According to a statement, the accord was signed on Friday after two days of talks in Ghana's capital Accra.

Under the terms of the deal, rebel forces holding the north of the West African country will start disarming by 15 October after political reforms, which were first agreed on in a January 2003 peace agreement, are implemented by the end of August.

Ivory Coast's conflict mushroomed out of a coup attempt in September 2002. Although a peace deal was struck four months later and hostilities declared over in July 2003, the country has remained mired in an uneasy stalemate.

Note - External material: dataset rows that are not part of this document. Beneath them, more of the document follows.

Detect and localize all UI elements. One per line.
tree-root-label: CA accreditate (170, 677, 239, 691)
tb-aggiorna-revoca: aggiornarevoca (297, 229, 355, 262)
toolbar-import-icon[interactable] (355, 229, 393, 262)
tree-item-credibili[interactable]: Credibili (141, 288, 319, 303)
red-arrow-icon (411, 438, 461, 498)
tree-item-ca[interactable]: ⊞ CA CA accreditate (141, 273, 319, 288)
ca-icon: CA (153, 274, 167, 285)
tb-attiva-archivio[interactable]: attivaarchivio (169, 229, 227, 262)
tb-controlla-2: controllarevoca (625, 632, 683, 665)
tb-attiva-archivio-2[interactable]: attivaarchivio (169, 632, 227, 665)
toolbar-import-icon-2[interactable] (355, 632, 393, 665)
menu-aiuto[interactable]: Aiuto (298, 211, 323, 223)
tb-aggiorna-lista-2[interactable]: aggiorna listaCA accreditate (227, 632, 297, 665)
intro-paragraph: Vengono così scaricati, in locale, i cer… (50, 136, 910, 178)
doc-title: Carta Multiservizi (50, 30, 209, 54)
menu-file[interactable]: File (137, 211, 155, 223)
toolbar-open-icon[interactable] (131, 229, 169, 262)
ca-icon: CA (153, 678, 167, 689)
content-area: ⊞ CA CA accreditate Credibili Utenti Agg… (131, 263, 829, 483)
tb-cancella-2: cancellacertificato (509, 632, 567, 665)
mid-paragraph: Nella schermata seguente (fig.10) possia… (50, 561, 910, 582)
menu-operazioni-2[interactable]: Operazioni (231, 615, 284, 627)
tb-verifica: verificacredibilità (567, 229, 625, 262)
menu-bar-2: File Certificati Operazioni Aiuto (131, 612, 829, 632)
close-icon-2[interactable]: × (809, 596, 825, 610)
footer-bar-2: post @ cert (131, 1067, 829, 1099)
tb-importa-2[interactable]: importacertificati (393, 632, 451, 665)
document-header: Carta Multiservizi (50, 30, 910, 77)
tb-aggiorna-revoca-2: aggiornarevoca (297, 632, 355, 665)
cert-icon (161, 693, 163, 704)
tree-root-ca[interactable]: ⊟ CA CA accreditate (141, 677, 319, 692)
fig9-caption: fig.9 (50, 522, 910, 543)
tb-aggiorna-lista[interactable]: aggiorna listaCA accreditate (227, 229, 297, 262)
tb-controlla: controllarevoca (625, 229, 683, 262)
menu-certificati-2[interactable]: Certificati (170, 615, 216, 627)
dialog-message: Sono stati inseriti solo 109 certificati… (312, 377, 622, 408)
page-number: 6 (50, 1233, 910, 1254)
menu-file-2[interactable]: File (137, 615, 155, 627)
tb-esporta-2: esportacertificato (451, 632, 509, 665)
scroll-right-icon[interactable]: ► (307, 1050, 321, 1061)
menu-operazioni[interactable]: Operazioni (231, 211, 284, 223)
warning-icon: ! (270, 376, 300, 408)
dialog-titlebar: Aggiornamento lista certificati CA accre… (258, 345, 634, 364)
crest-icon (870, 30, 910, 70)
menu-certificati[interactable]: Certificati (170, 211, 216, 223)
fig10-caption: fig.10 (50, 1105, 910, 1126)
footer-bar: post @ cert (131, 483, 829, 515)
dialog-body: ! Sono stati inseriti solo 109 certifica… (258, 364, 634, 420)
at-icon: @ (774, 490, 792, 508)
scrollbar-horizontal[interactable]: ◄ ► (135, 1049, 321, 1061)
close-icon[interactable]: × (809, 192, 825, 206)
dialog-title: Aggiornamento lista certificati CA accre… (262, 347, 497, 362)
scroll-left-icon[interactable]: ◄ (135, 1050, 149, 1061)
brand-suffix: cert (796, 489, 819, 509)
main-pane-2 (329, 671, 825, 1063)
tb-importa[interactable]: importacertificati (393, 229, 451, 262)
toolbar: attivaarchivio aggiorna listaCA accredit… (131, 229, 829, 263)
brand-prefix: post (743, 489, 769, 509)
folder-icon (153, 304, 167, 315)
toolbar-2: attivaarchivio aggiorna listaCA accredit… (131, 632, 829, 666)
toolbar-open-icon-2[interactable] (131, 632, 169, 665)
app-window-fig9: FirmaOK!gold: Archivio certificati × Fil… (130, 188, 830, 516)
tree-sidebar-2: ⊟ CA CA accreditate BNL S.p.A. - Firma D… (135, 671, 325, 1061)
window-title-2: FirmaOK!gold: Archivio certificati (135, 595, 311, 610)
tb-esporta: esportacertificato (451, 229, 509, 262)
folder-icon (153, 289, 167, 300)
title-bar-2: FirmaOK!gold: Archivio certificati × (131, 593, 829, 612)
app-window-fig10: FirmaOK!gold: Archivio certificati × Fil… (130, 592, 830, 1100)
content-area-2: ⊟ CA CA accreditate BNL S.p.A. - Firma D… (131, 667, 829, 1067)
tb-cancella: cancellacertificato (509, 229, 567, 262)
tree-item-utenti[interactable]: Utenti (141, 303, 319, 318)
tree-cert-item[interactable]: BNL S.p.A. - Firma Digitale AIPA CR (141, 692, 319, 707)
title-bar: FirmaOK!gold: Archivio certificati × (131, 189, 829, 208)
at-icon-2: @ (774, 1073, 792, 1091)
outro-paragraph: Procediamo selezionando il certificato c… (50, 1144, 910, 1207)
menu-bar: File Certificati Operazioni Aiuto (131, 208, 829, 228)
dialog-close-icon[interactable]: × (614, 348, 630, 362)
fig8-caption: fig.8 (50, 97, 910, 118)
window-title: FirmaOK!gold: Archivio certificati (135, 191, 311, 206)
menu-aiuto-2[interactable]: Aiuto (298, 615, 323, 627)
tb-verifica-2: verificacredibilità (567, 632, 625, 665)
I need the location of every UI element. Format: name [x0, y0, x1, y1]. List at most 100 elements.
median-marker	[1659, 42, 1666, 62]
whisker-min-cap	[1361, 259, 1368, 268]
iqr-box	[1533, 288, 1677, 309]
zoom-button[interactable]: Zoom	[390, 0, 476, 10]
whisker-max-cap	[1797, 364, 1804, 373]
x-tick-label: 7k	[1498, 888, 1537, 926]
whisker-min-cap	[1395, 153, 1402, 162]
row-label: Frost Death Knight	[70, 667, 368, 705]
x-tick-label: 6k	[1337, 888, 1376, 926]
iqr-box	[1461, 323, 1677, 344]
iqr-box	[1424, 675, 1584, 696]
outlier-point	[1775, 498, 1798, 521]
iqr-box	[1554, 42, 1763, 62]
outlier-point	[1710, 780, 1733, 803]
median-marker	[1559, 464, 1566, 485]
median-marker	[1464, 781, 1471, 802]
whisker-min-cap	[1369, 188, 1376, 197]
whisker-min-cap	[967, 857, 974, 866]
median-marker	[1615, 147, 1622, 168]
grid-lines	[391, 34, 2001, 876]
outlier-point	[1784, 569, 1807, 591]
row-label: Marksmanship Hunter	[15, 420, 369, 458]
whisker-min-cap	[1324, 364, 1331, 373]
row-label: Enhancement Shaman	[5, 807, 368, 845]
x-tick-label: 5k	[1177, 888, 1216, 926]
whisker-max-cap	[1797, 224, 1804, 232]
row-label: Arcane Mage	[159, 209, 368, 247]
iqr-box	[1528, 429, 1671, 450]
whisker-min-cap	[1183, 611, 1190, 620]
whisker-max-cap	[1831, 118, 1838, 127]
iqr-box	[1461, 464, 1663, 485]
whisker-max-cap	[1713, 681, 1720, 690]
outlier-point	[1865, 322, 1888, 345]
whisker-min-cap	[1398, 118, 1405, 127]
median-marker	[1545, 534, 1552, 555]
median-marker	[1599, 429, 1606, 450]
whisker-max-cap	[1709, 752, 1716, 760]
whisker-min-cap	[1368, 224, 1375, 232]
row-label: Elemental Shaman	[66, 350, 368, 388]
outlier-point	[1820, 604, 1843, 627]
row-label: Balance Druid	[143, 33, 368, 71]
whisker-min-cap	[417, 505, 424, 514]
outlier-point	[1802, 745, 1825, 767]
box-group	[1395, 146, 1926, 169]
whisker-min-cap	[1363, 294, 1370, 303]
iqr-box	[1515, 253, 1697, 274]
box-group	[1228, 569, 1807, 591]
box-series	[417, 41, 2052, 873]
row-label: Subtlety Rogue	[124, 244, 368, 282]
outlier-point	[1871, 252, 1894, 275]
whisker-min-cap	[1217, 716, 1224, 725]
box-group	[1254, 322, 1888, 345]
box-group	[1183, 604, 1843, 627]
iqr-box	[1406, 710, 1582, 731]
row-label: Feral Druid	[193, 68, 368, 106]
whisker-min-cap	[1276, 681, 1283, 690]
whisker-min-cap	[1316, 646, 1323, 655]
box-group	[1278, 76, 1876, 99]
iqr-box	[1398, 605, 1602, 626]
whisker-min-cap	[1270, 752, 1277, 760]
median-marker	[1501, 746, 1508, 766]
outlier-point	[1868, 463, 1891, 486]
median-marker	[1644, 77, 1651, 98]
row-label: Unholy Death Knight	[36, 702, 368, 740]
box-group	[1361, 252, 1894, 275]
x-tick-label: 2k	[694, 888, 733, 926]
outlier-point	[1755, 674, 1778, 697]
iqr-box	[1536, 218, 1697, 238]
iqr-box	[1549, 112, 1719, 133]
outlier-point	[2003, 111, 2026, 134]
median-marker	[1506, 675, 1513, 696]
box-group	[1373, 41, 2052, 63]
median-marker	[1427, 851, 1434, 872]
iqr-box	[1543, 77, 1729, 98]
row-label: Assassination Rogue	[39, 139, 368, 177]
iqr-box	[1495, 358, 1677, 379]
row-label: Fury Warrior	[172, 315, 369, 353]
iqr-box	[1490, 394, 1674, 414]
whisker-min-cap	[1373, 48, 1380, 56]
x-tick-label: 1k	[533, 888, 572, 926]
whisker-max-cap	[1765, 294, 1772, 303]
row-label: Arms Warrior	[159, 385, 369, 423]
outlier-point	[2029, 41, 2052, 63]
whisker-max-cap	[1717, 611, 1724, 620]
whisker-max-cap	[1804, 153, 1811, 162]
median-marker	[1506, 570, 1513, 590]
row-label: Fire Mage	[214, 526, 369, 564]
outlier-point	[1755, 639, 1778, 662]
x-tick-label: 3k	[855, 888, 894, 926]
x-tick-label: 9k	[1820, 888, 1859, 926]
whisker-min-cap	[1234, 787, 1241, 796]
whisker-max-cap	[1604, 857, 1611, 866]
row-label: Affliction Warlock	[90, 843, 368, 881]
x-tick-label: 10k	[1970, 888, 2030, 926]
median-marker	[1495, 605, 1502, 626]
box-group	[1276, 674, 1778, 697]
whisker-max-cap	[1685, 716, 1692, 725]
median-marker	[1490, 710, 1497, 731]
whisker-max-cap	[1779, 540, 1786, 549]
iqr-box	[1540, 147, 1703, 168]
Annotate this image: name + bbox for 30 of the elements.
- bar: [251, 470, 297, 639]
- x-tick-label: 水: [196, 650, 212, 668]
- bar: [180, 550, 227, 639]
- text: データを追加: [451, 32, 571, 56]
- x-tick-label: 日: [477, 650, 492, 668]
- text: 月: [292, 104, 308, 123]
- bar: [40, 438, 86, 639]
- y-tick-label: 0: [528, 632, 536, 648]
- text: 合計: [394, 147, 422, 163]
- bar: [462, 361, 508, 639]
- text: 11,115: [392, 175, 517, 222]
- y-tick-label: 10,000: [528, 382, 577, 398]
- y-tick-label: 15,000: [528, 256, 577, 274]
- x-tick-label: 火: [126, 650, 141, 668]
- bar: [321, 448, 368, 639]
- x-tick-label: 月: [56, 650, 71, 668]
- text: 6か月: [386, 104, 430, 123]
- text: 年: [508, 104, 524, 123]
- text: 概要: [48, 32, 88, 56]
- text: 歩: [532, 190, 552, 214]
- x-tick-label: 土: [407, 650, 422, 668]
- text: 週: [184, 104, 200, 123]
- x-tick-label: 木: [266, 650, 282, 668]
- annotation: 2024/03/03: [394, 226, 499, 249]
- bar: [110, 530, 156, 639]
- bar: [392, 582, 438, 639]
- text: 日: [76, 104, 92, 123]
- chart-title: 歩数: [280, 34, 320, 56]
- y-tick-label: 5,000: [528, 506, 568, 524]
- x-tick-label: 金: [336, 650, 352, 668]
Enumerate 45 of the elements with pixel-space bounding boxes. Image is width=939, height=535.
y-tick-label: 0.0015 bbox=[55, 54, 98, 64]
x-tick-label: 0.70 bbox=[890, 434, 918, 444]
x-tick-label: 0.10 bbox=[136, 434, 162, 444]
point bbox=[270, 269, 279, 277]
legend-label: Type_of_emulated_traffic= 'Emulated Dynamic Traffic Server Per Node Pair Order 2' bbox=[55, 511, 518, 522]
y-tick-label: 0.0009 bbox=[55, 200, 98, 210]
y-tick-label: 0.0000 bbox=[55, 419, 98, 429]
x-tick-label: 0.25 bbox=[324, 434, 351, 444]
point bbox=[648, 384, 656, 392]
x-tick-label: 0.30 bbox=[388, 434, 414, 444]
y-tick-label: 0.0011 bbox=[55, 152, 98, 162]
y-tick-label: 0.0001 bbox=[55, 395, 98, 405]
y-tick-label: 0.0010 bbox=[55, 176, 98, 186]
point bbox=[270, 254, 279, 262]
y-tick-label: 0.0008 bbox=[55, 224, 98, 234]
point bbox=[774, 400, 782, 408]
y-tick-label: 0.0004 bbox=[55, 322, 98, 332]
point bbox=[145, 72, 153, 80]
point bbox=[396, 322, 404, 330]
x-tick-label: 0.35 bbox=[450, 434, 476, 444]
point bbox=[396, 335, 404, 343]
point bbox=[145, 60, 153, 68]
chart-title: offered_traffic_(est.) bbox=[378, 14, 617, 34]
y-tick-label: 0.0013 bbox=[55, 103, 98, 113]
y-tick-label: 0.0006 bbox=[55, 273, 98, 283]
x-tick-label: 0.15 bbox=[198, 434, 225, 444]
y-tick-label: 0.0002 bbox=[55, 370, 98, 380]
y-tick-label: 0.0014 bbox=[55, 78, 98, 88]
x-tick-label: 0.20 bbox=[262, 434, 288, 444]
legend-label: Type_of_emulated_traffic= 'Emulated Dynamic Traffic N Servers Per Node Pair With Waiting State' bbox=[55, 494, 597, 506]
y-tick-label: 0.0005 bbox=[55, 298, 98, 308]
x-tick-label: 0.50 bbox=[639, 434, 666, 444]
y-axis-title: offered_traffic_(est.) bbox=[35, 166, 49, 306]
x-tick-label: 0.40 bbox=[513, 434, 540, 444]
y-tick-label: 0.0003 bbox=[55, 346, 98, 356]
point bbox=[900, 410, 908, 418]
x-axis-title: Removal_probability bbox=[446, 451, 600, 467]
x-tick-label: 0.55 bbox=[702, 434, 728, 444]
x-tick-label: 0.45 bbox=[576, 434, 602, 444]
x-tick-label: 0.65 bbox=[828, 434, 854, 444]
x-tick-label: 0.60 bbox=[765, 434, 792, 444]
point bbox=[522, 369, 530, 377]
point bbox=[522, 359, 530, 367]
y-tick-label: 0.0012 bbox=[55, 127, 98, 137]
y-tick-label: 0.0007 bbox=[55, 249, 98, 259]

The statement said Ivory Coast President Laurent Gbagbo had pledged to use his constitutional powers to push through an amendment to an article in the constitution which prevents an opposition leader from running for head of state.

A million uprooted

A dozen African presidents attended the summit in Ghana to pressure Gbagbo and rebels, known as the New Forces, to strike a deal and bring an end to a civil war in which thousands died and more than a million people were uprooted from their homes.

"Ivory Coast is so strategic in the affairs of Africa and especially West Africa that we all thought we should not sit by and let a sister nation fail," Ghana's President John Kufuor told a news conference.

Between the two sides are 4,000 French soldiers and another 6,240 troops sent by the UN, mainly from Pakistan and Morocco, who are policing a confidence zone around the ceasefire line which bisects the nation.  

UN Secretary General Kofi Annan said a power-sharing government, which has effectively been defunct since opposition and rebel ministers walked out this year, would resume work unchanged with a cabinet meeting to be called within a week.

The crisis has disrupted Ivory Coast's once powerful economy, underpinned by cocoa, rubber, coffee, palm oil, timber and cotton, and has also deprived landlocked neighbours such as Mali and Burkina Faso access to its two Atlantic ports.